Whole life vs. universal life
Whole and universal life policies have certain similarities. Both policies offer permanent life insurance coverage with a cash value portion that you can borrow against, use to pay premiums or withdraw. If you cancel either life insurance policy, you will typically be refunded a portion of the cash value up to the amount of premiums paid after any charges or fees are paid. With both policies, the money in the cash value account can usually be invested to earn returns and/or interest.
However, there are some key differences between whole life vs universal life. With a whole life policy, policyholders are locked into a set premium and death benefit amount. Universal life policies, on the other hand, typically allow policyholders to adjust the amount they pay in premiums and the amount of their death benefit, as long as certain criteria are met. In addition, universal life cash value accounts are typically higher risk and higher reward than whole life policies. With whole life insurance policies, dividends from your cash value account investments are usually guaranteed but capped, which limits the amount of returns a policyholder can make. Universal life cash value accounts typically do not cap the amount of returns a policyholder can make unless it is a fixed product, but do not guarantee returns either. In this way, it’s possible for universal life policyholders to either gain or lose money on their cash value accounts.

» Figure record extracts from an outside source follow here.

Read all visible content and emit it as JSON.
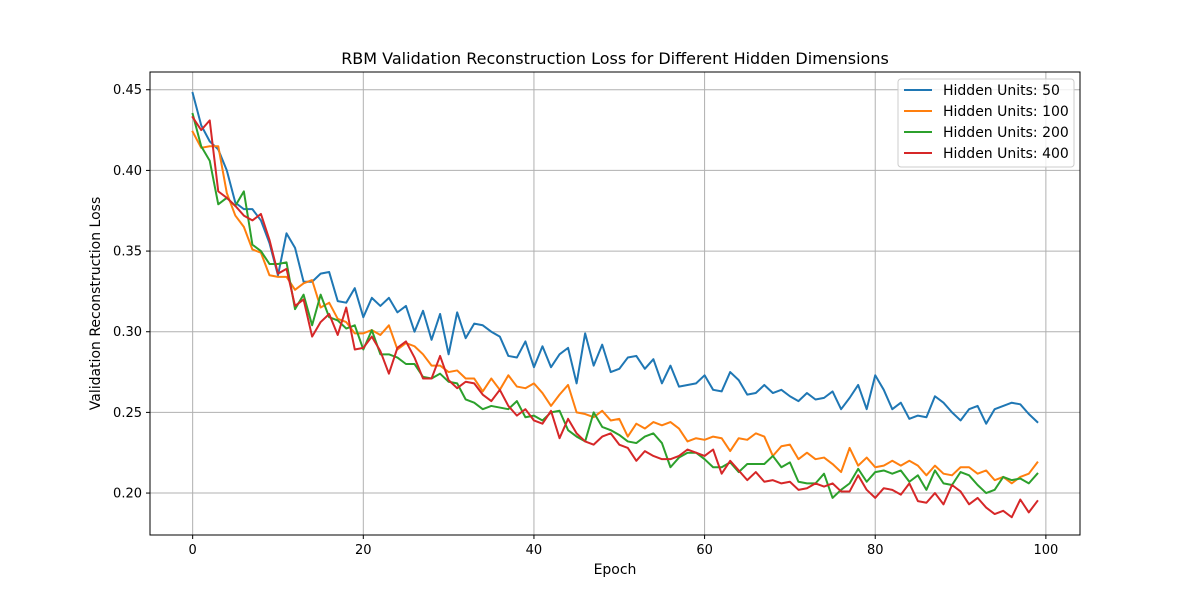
{
  "chart_data": {
    "type": "line",
    "title": "RBM Validation Reconstruction Loss for Different Hidden Dimensions",
    "xlabel": "Epoch",
    "ylabel": "Validation Reconstruction Loss",
    "xlim": [
      -5,
      104
    ],
    "ylim": [
      0.174,
      0.461
    ],
    "xticks": [
      0,
      20,
      40,
      60,
      80,
      100
    ],
    "yticks": [
      0.2,
      0.25,
      0.3,
      0.35,
      0.4,
      0.45
    ],
    "xtick_labels": [
      "0",
      "20",
      "40",
      "60",
      "80",
      "100"
    ],
    "ytick_labels": [
      "0.20",
      "0.25",
      "0.30",
      "0.35",
      "0.40",
      "0.45"
    ],
    "grid": true,
    "legend_position": "top-right",
    "series": [
      {
        "name": "Hidden Units: 50",
        "color": "#1f77b4",
        "x": [
          0,
          1,
          2,
          3,
          4,
          5,
          6,
          7,
          8,
          9,
          10,
          11,
          12,
          13,
          14,
          15,
          16,
          17,
          18,
          19,
          20,
          21,
          22,
          23,
          24,
          25,
          26,
          27,
          28,
          29,
          30,
          31,
          32,
          33,
          34,
          35,
          36,
          37,
          38,
          39,
          40,
          41,
          42,
          43,
          44,
          45,
          46,
          47,
          48,
          49,
          50,
          51,
          52,
          53,
          54,
          55,
          56,
          57,
          58,
          59,
          60,
          61,
          62,
          63,
          64,
          65,
          66,
          67,
          68,
          69,
          70,
          71,
          72,
          73,
          74,
          75,
          76,
          77,
          78,
          79,
          80,
          81,
          82,
          83,
          84,
          85,
          86,
          87,
          88,
          89,
          90,
          91,
          92,
          93,
          94,
          95,
          96,
          97,
          98,
          99
        ],
        "y": [
          0.448,
          0.428,
          0.418,
          0.413,
          0.4,
          0.38,
          0.376,
          0.376,
          0.369,
          0.355,
          0.335,
          0.361,
          0.352,
          0.331,
          0.331,
          0.336,
          0.337,
          0.319,
          0.318,
          0.327,
          0.309,
          0.321,
          0.316,
          0.321,
          0.312,
          0.316,
          0.3,
          0.313,
          0.295,
          0.311,
          0.286,
          0.312,
          0.296,
          0.305,
          0.304,
          0.3,
          0.297,
          0.285,
          0.284,
          0.294,
          0.278,
          0.291,
          0.278,
          0.286,
          0.29,
          0.268,
          0.299,
          0.279,
          0.292,
          0.275,
          0.277,
          0.284,
          0.285,
          0.277,
          0.283,
          0.268,
          0.279,
          0.266,
          0.267,
          0.268,
          0.273,
          0.264,
          0.263,
          0.275,
          0.27,
          0.261,
          0.262,
          0.267,
          0.262,
          0.264,
          0.26,
          0.257,
          0.262,
          0.258,
          0.259,
          0.263,
          0.252,
          0.259,
          0.267,
          0.252,
          0.273,
          0.264,
          0.252,
          0.256,
          0.246,
          0.248,
          0.247,
          0.26,
          0.256,
          0.25,
          0.245,
          0.252,
          0.254,
          0.243,
          0.252,
          0.254,
          0.256,
          0.255,
          0.249,
          0.244
        ]
      },
      {
        "name": "Hidden Units: 100",
        "color": "#ff7f0e",
        "x": [
          0,
          1,
          2,
          3,
          4,
          5,
          6,
          7,
          8,
          9,
          10,
          11,
          12,
          13,
          14,
          15,
          16,
          17,
          18,
          19,
          20,
          21,
          22,
          23,
          24,
          25,
          26,
          27,
          28,
          29,
          30,
          31,
          32,
          33,
          34,
          35,
          36,
          37,
          38,
          39,
          40,
          41,
          42,
          43,
          44,
          45,
          46,
          47,
          48,
          49,
          50,
          51,
          52,
          53,
          54,
          55,
          56,
          57,
          58,
          59,
          60,
          61,
          62,
          63,
          64,
          65,
          66,
          67,
          68,
          69,
          70,
          71,
          72,
          73,
          74,
          75,
          76,
          77,
          78,
          79,
          80,
          81,
          82,
          83,
          84,
          85,
          86,
          87,
          88,
          89,
          90,
          91,
          92,
          93,
          94,
          95,
          96,
          97,
          98,
          99
        ],
        "y": [
          0.424,
          0.414,
          0.415,
          0.415,
          0.386,
          0.372,
          0.365,
          0.351,
          0.349,
          0.335,
          0.334,
          0.334,
          0.326,
          0.33,
          0.332,
          0.315,
          0.318,
          0.308,
          0.306,
          0.299,
          0.299,
          0.301,
          0.298,
          0.304,
          0.289,
          0.293,
          0.291,
          0.286,
          0.279,
          0.279,
          0.275,
          0.276,
          0.271,
          0.271,
          0.263,
          0.271,
          0.264,
          0.273,
          0.266,
          0.265,
          0.268,
          0.262,
          0.254,
          0.261,
          0.267,
          0.25,
          0.249,
          0.247,
          0.251,
          0.245,
          0.246,
          0.235,
          0.243,
          0.24,
          0.244,
          0.242,
          0.244,
          0.24,
          0.232,
          0.234,
          0.233,
          0.235,
          0.234,
          0.226,
          0.234,
          0.233,
          0.237,
          0.235,
          0.223,
          0.229,
          0.23,
          0.221,
          0.225,
          0.221,
          0.222,
          0.218,
          0.213,
          0.228,
          0.217,
          0.222,
          0.216,
          0.217,
          0.22,
          0.217,
          0.22,
          0.217,
          0.211,
          0.217,
          0.212,
          0.211,
          0.216,
          0.216,
          0.212,
          0.214,
          0.208,
          0.21,
          0.206,
          0.21,
          0.212,
          0.219
        ]
      },
      {
        "name": "Hidden Units: 200",
        "color": "#2ca02c",
        "x": [
          0,
          1,
          2,
          3,
          4,
          5,
          6,
          7,
          8,
          9,
          10,
          11,
          12,
          13,
          14,
          15,
          16,
          17,
          18,
          19,
          20,
          21,
          22,
          23,
          24,
          25,
          26,
          27,
          28,
          29,
          30,
          31,
          32,
          33,
          34,
          35,
          36,
          37,
          38,
          39,
          40,
          41,
          42,
          43,
          44,
          45,
          46,
          47,
          48,
          49,
          50,
          51,
          52,
          53,
          54,
          55,
          56,
          57,
          58,
          59,
          60,
          61,
          62,
          63,
          64,
          65,
          66,
          67,
          68,
          69,
          70,
          71,
          72,
          73,
          74,
          75,
          76,
          77,
          78,
          79,
          80,
          81,
          82,
          83,
          84,
          85,
          86,
          87,
          88,
          89,
          90,
          91,
          92,
          93,
          94,
          95,
          96,
          97,
          98,
          99
        ],
        "y": [
          0.435,
          0.415,
          0.406,
          0.379,
          0.383,
          0.378,
          0.387,
          0.354,
          0.35,
          0.342,
          0.342,
          0.343,
          0.314,
          0.323,
          0.304,
          0.323,
          0.309,
          0.307,
          0.302,
          0.304,
          0.289,
          0.301,
          0.286,
          0.286,
          0.284,
          0.28,
          0.28,
          0.272,
          0.271,
          0.274,
          0.269,
          0.268,
          0.258,
          0.256,
          0.252,
          0.254,
          0.253,
          0.252,
          0.257,
          0.247,
          0.248,
          0.245,
          0.25,
          0.251,
          0.239,
          0.235,
          0.232,
          0.25,
          0.241,
          0.239,
          0.236,
          0.232,
          0.231,
          0.235,
          0.237,
          0.231,
          0.216,
          0.222,
          0.225,
          0.225,
          0.221,
          0.216,
          0.216,
          0.219,
          0.213,
          0.218,
          0.218,
          0.218,
          0.223,
          0.216,
          0.219,
          0.207,
          0.206,
          0.206,
          0.212,
          0.197,
          0.202,
          0.206,
          0.215,
          0.207,
          0.213,
          0.214,
          0.212,
          0.214,
          0.207,
          0.211,
          0.202,
          0.214,
          0.206,
          0.205,
          0.213,
          0.211,
          0.205,
          0.2,
          0.202,
          0.21,
          0.208,
          0.209,
          0.206,
          0.212
        ]
      },
      {
        "name": "Hidden Units: 400",
        "color": "#d62728",
        "x": [
          0,
          1,
          2,
          3,
          4,
          5,
          6,
          7,
          8,
          9,
          10,
          11,
          12,
          13,
          14,
          15,
          16,
          17,
          18,
          19,
          20,
          21,
          22,
          23,
          24,
          25,
          26,
          27,
          28,
          29,
          30,
          31,
          32,
          33,
          34,
          35,
          36,
          37,
          38,
          39,
          40,
          41,
          42,
          43,
          44,
          45,
          46,
          47,
          48,
          49,
          50,
          51,
          52,
          53,
          54,
          55,
          56,
          57,
          58,
          59,
          60,
          61,
          62,
          63,
          64,
          65,
          66,
          67,
          68,
          69,
          70,
          71,
          72,
          73,
          74,
          75,
          76,
          77,
          78,
          79,
          80,
          81,
          82,
          83,
          84,
          85,
          86,
          87,
          88,
          89,
          90,
          91,
          92,
          93,
          94,
          95,
          96,
          97,
          98,
          99
        ],
        "y": [
          0.433,
          0.425,
          0.431,
          0.387,
          0.383,
          0.378,
          0.372,
          0.369,
          0.373,
          0.357,
          0.336,
          0.339,
          0.316,
          0.32,
          0.297,
          0.306,
          0.311,
          0.298,
          0.315,
          0.289,
          0.29,
          0.297,
          0.288,
          0.274,
          0.29,
          0.294,
          0.284,
          0.271,
          0.271,
          0.285,
          0.27,
          0.265,
          0.269,
          0.268,
          0.261,
          0.257,
          0.264,
          0.254,
          0.248,
          0.252,
          0.245,
          0.243,
          0.251,
          0.234,
          0.246,
          0.237,
          0.232,
          0.23,
          0.235,
          0.237,
          0.23,
          0.228,
          0.22,
          0.226,
          0.223,
          0.221,
          0.221,
          0.223,
          0.227,
          0.225,
          0.223,
          0.227,
          0.212,
          0.22,
          0.214,
          0.208,
          0.213,
          0.207,
          0.208,
          0.206,
          0.207,
          0.202,
          0.203,
          0.206,
          0.204,
          0.206,
          0.201,
          0.201,
          0.211,
          0.202,
          0.197,
          0.203,
          0.202,
          0.199,
          0.206,
          0.195,
          0.194,
          0.2,
          0.193,
          0.205,
          0.201,
          0.193,
          0.197,
          0.191,
          0.187,
          0.189,
          0.185,
          0.196,
          0.188,
          0.195
        ]
      }
    ]
  }
}
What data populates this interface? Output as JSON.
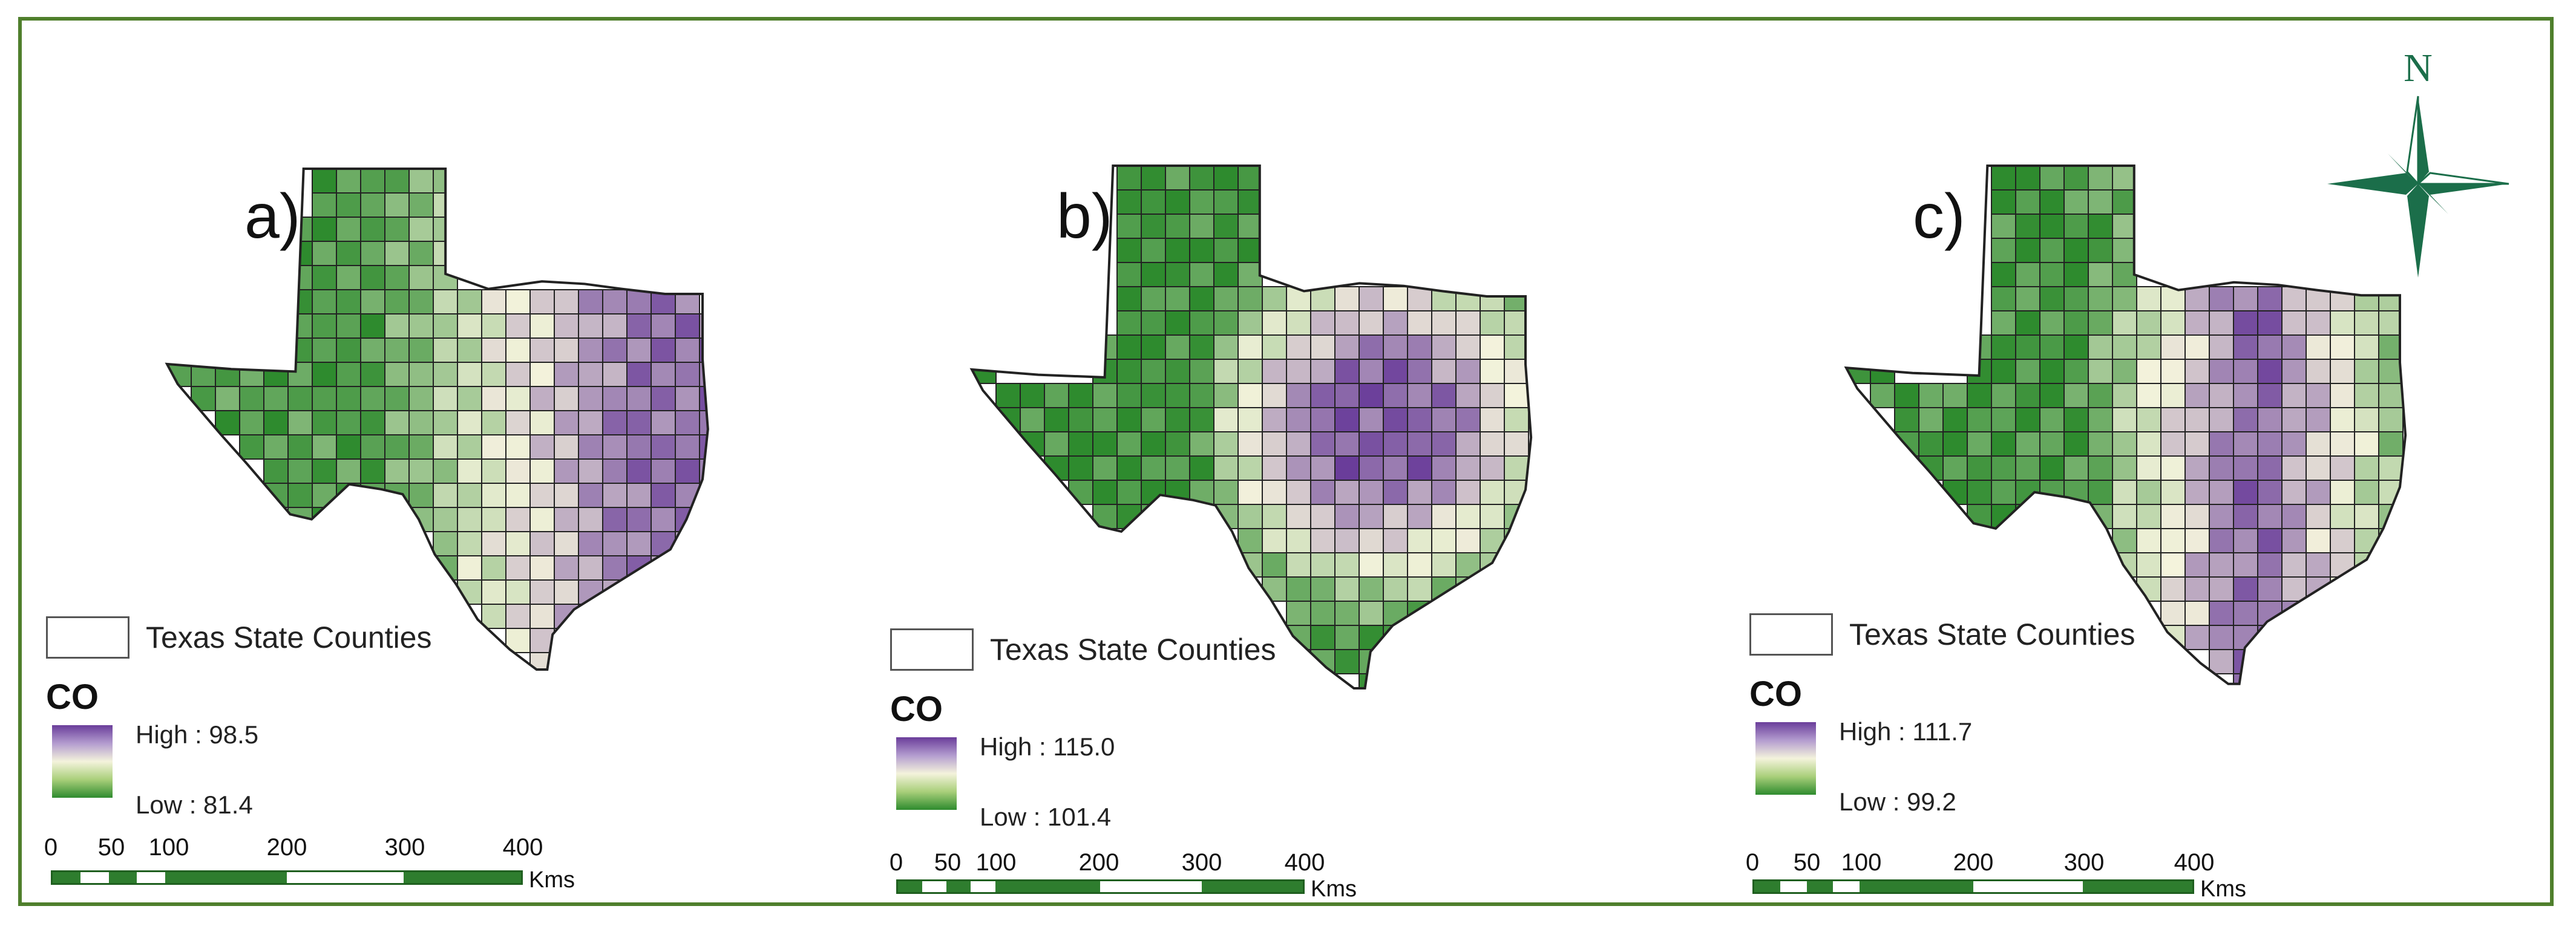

Policy attribute | Whole life | Universal life |
---|---|---|
Length | Permanent | Permanent |
Cash value | Yes | Yes |
Cash value growth | Fixed/capped | Varies depending on several factors |
Flexible premium | No | Yes |
Flexible death benefit | No | Yes |
Whole life insurance
Whole life is a type of permanent life insurance that provides a death benefit to your beneficiary for your entire life in most circumstances. The premium you get approved for when you initially sign up for whole life insurance is locked in for life in most circumstances and will never increase.
This type of permanent life insurance also includes a cash value component. Part of your premium payments go into this cash value account which builds, tax-deferred, in the policy over time. Once you meet a minimum required cash value, you can choose to borrow some as a loan or withdraw it, which may have tax implications.
Though it’s not guaranteed, the cash value could pay out dividends, which you can choose to keep or reinvest into the policy to allow the cash value component to grow, reduce your premiums or pay for more coverage. If you cancel or surrender the whole life policy, you are eligible to keep the cash value in the policy, up to the limits of premiums you’ve paid in, minus any fees set by the life insurance company.